Rest: Still a Radical Act
REST
What does that word evoke for you?
What does it feels like?
What does it looks like?
What is your relationship with it?
What is our relationship with it?
A combination of seasonality and an ongoing exploration of our social conditioning around rest influences me here today.
I wrote this originally as we sat in the darkest part of the year, close to the Winter Solstice: at a time in the natural world of slowing, of composting, of resting. And also a time of year that society pushes us to continue at full pelt.
And yet, rest is essential. Essential.
In the natural world, plants and animals exist in cycles and these cycles include rest and restoration. Nature as our guide has so much to teach in this regard.
And we are animals. We have energetic rhythms, within our days, our months, and our years. Rest sits as as essential within this.
And still…
Rest remains something that is so often couched in terms, at best, of luxury and ‘niceness’ and, at worst, as laziness or weakness.
To rest remains a radical act.
I felt into this myself recently as I sat with a heavy head cold. For years, I knew, I knew deep down on an intuitive level that rest was what I needed when I was sick — and when I was not. I could feel it in my body. And yet my mind was fully engaged in the narrative that we should keep going, push on through, keep ‘doing’, keep serving, keep producing.
It has taken me years to start to soften into rest, to allow, to let go of the guilt of rest. And I notice it still.
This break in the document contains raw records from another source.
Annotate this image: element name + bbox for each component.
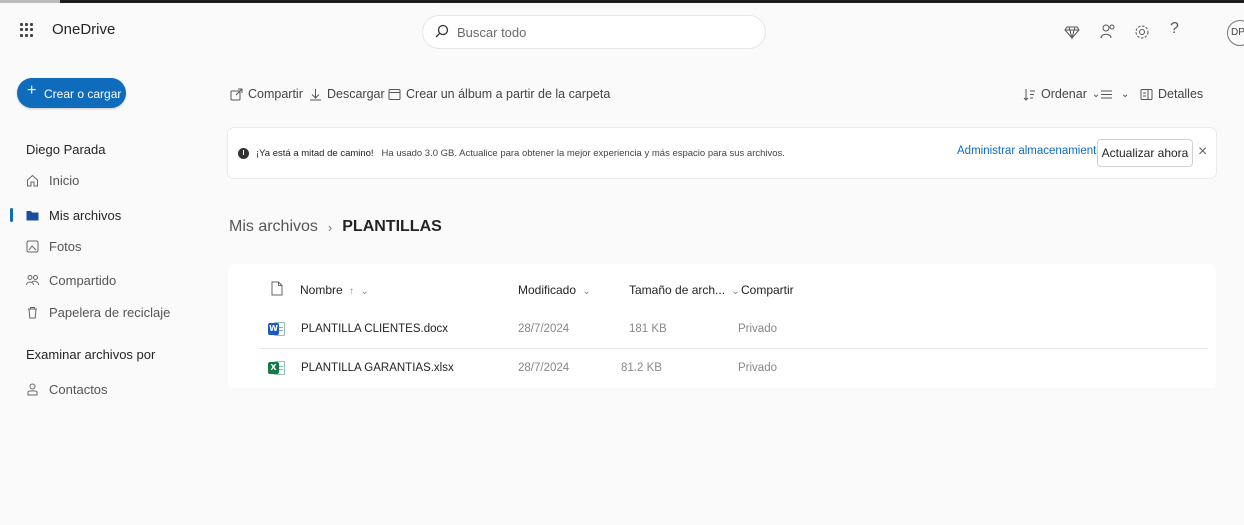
file-type-icon — [271, 281, 283, 296]
avatar[interactable]: DP — [1227, 20, 1244, 46]
download-icon — [310, 88, 321, 100]
create-album-label: Crear un álbum a partir de la carpeta — [406, 87, 611, 101]
chevron-down-icon: ⌄ — [1091, 88, 1101, 100]
word-badge: W — [268, 323, 279, 335]
file-name[interactable]: PLANTILLA GARANTIAS.xlsx — [301, 362, 454, 374]
app-launcher-icon[interactable] — [20, 23, 34, 37]
sidebar-item-mis-archivos[interactable]: Mis archivos — [26, 204, 121, 226]
sidebar-item-label: Mis archivos — [49, 207, 122, 223]
sidebar-item-fotos[interactable]: Fotos — [26, 235, 82, 257]
breadcrumb-root[interactable]: Mis archivos — [229, 218, 318, 236]
home-icon — [27, 174, 38, 186]
close-icon[interactable]: × — [1198, 143, 1207, 161]
file-size: 81.2 KB — [621, 362, 662, 374]
active-indicator — [10, 208, 13, 222]
column-header-sharing[interactable]: Compartir — [741, 283, 794, 297]
details-pane-icon — [1140, 88, 1153, 100]
file-size: 181 KB — [629, 323, 667, 335]
column-header-size[interactable]: Tamaño de arch... ⌄ — [629, 283, 740, 297]
view-options-button[interactable]: ⌄ — [1100, 86, 1129, 102]
word-file-icon: W — [268, 320, 286, 338]
people-icon — [26, 274, 39, 285]
file-sharing: Privado — [738, 362, 777, 374]
files-table: Nombre ↑ ⌄ Modificado ⌄ Tamaño de arch..… — [228, 264, 1216, 388]
sidebar-item-contactos[interactable]: Contactos — [26, 378, 108, 400]
row-divider — [258, 348, 1208, 349]
list-view-icon — [1101, 90, 1112, 98]
breadcrumb-current: PLANTILLAS — [342, 218, 442, 235]
sort-button[interactable]: Ordenar ⌄ — [1023, 86, 1100, 102]
sort-arrow-icon: ↑ — [349, 286, 355, 297]
help-icon[interactable]: ? — [1170, 20, 1188, 38]
browse-section-title: Examinar archivos por — [26, 347, 156, 362]
file-modified: 28/7/2024 — [518, 362, 570, 374]
photo-icon — [26, 240, 39, 252]
excel-file-icon: X — [268, 359, 286, 377]
chevron-down-icon: ⌄ — [582, 286, 591, 297]
column-header-name[interactable]: Nombre ↑ ⌄ — [300, 283, 369, 297]
banner-bold-text: ¡Ya está a mitad de camino! — [256, 148, 374, 159]
search-box[interactable] — [423, 16, 765, 48]
sidebar-item-label: Inicio — [49, 172, 80, 188]
file-name[interactable]: PLANTILLA CLIENTES.docx — [301, 323, 448, 335]
settings-icon[interactable] — [1133, 23, 1151, 41]
sort-icon — [1023, 88, 1035, 101]
banner-text: Ha usado 3.0 GB. Actualice para obtener … — [381, 148, 785, 159]
app-title[interactable]: OneDrive — [52, 21, 115, 38]
details-button[interactable]: Detalles — [1140, 86, 1203, 102]
file-sharing: Privado — [738, 323, 777, 335]
column-header-label: Modificado — [518, 283, 577, 297]
sidebar-item-papelera[interactable]: Papelera de reciclaje — [26, 301, 170, 323]
share-icon — [230, 88, 243, 100]
chevron-down-icon: ⌄ — [731, 286, 740, 297]
trash-icon — [28, 306, 37, 318]
create-album-button[interactable]: Crear un álbum a partir de la carpeta — [388, 86, 610, 102]
breadcrumb: Mis archivos › PLANTILLAS — [229, 218, 442, 236]
excel-badge: X — [268, 362, 279, 374]
search-icon — [435, 24, 449, 38]
column-header-label: Compartir — [741, 283, 794, 297]
sidebar-item-inicio[interactable]: Inicio — [26, 169, 79, 191]
sidebar-item-label: Compartido — [49, 272, 117, 288]
share-button[interactable]: Compartir — [230, 86, 303, 102]
chevron-right-icon: › — [327, 219, 333, 235]
user-name: Diego Parada — [26, 142, 106, 157]
table-row[interactable]: X PLANTILLA GARANTIAS.xlsx 28/7/2024 81.… — [228, 350, 1216, 388]
column-header-label: Tamaño de arch... — [629, 283, 726, 297]
share-label: Compartir — [248, 87, 303, 101]
storage-banner: ¡Ya está a mitad de camino! Ha usado 3.0… — [228, 128, 1216, 178]
sidebar-item-compartido[interactable]: Compartido — [26, 269, 116, 291]
table-row[interactable]: W PLANTILLA CLIENTES.docx 28/7/2024 181 … — [228, 311, 1216, 349]
banner-message: ¡Ya está a mitad de camino! Ha usado 3.0… — [256, 148, 785, 159]
sidebar-item-label: Contactos — [49, 381, 108, 397]
chevron-down-icon: ⌄ — [1121, 88, 1130, 100]
folder-icon — [26, 210, 39, 220]
sort-label: Ordenar — [1041, 87, 1087, 101]
file-modified: 28/7/2024 — [518, 323, 570, 335]
search-input[interactable] — [457, 22, 747, 42]
plus-icon: + — [27, 82, 37, 99]
info-icon — [238, 148, 249, 159]
column-header-label: Nombre — [300, 283, 343, 297]
manage-storage-link[interactable]: Administrar almacenamiento — [957, 145, 1103, 157]
people-icon[interactable] — [1099, 23, 1117, 41]
create-upload-button[interactable]: + Crear o cargar — [17, 78, 126, 108]
upgrade-now-button[interactable]: Actualizar ahora — [1097, 139, 1193, 167]
diamond-icon[interactable] — [1063, 23, 1081, 41]
create-upload-label: Crear o cargar — [44, 87, 122, 101]
download-label: Descargar — [327, 87, 385, 101]
sidebar-item-label: Fotos — [49, 238, 82, 254]
download-button[interactable]: Descargar — [309, 86, 385, 102]
album-icon — [388, 88, 401, 100]
sidebar-item-label: Papelera de reciclaje — [49, 304, 171, 320]
chevron-down-icon: ⌄ — [360, 286, 369, 297]
contact-icon — [27, 383, 38, 395]
details-label: Detalles — [1158, 87, 1204, 101]
app-header: OneDrive ? DP — [0, 3, 1244, 59]
column-header-modified[interactable]: Modificado ⌄ — [518, 283, 591, 297]
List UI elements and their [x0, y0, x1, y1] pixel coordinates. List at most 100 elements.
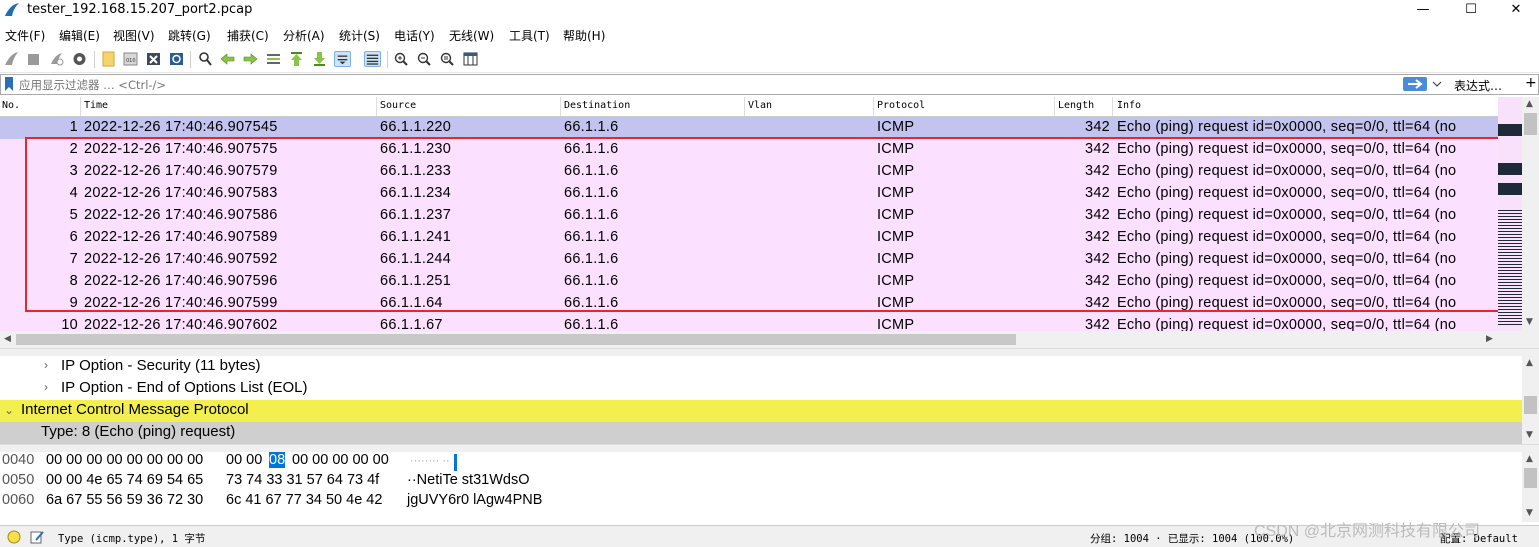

Tricia Hersey describes rest as resistance — especially for people of colour and for women. To rest is to resist the colonisation of our bodies. Hear her talk about this here, on the wonderful For the Wild podcast
We’ve been exploring rest and restoration in our membership group this cycle. Feeling into the textures of rest, of what it looks like, could look like, what our obstacles to allowing it might be, what our boundaries might need to look like
This morning, in our weekly Centre and Enquire practice, I free wrote on deep rest and what it means to me. Some of what came was:
‘Slow and intentional
Less noise, less speed, my breath
Not an absence of other things, but knowing — deeply — that I can let go of holding them in this moment. That they will be okay and will be there when I return, nourished.
A difference between deep rest and collapse.
For me, collapse feels disconnected from myself, my body and from the world around me.
Deep rest feels connected, feels anchored — anchored in my core in a soft, easeful and definite way. It feels anchored in my community, held.
Rest feels anchored by a cord of connection to the ground, the earth. It feels like soft, damp, slightly warm earth. It feels like being enveloped.
Rest feels like a dropping down into my belly, a softness in my eyes and jaw; a slight tingle to my edges.
A wholeness
Rest feels like I am all I need to be. It feels powerful and soft. It feels radical. It feels intuitive and against the narrative.’
— — — -
I invite you:
- Create a soft, warm space for yourself. Get comfortable. Take 10 minutes (or 10 hours!) in it. Drop your breath down into your belly. Soften your jaw and your brow.
- ask yourself, how would it be to do a little less in this moment?
ask, what does rest look like to me?
- ask, what boundaries might I need to put in place in order to allow rest?
- thank yourself for this space
— —
I would love to hear how this resonated with you.